Inspired by the Swiss psychologist Jean Piaget, APS Fellow Renee Baillargeon, University of Illinois at Champaign-Urbana, continues to refine and challenge what we think we know about infants with her premise that premise that infants “are smarter than we think.” Aided by refined methodologies, she is challenging old constructs and her research is producing exciting findings.

In an invited address, “Infants’ Physical World,” presented at the APS Convention in Atlanta, Baillargeon shared her model for how infants acquire the building blocks of cognition, including a method for teaching infants essential principles of spatial reasoning at earlier ages.

Baillargeon has repeatedly demonstrated that infants as young as 2-months can sustain attention longer to events that disrupt their expectations of their world.
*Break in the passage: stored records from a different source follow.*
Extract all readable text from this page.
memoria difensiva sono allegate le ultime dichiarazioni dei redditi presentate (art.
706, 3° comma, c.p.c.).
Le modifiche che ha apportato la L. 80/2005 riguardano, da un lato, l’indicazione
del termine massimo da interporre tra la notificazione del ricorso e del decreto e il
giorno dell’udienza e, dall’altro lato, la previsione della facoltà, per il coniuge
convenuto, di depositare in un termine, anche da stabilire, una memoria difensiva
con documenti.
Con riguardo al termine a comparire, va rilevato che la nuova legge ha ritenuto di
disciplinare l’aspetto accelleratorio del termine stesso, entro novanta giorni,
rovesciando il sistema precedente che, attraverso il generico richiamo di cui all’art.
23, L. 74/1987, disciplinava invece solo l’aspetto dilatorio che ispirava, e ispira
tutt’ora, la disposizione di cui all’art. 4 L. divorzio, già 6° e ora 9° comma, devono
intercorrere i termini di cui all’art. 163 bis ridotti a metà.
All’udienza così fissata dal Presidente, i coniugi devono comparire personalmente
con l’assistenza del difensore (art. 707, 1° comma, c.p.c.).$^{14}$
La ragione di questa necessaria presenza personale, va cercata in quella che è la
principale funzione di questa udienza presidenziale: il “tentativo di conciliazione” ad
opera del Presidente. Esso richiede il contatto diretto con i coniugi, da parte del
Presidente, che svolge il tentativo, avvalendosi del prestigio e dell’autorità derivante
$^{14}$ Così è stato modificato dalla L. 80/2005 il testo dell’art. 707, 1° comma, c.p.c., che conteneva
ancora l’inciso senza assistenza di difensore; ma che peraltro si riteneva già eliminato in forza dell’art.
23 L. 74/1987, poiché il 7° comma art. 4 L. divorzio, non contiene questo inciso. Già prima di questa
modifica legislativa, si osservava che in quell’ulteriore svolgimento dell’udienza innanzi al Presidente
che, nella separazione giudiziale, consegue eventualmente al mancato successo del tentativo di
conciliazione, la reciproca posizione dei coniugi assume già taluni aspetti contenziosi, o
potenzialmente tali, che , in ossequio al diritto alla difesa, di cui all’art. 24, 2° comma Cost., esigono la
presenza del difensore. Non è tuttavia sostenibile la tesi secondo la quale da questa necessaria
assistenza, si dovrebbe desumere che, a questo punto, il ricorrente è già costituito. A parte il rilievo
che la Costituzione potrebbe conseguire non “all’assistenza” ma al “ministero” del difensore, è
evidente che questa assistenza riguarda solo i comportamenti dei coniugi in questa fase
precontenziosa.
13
She has hypothesized that the ability to detect change is innate, though what an infant attends to is knowledge dependent. It is this attention to change that provides the foundation for Baillargeon’s research paradigms.

Extensive investigation into spatial reasoning has led Baillargeon to use three spatial reasoning conditions in her research. She investigated to what extent infants were able to determine how much of a tall object should be hidden in:

– Occlusion events: the object was lowered behind an occluder.
– Containment events: the object was hidden inside a container.
– Covering events: the object was covered by another object.

Observing the infants’ attention to changes in these event conditions has led to fascinating insight into the timeline for developing general spatial reasoning principles.

According to Baillargeon, “infants identify variables to predict the outcomes more and more accurately over time. They do not generalize across categories.” Her research has shown that an infant may, over time, develop the expectation for continuity in the height of an object during an occlusion event, but they may not generalize this principle to containment or covering events. Baillargeon suggests that this is because an infant is “blind” to the changes in variables if they are unaware of the relevance of the changes.

She has set out on the ambitious path of teaching infants to attend to relevant variables. She speculates that if an infant could be taught that a variable is relevant, the infant could then be able to detect violations of expectations for that variable, regardless of the event category. This means infants would demonstrate generalization of the learned spatial principle.

By encouraging infants to notice the contrasting outcomes of variables, she hopes to stimulate the infants to generate a causal analysis for the surprising outcome and incorporate the information into their existing knowledge. Using this approach, Baillargeon has demonstrated that infants at the age of 9 months are able to detect violations that uninstructed infants do not detect until after they are a year old. She has demonstrated retention of the learned principle up to a day following instruction.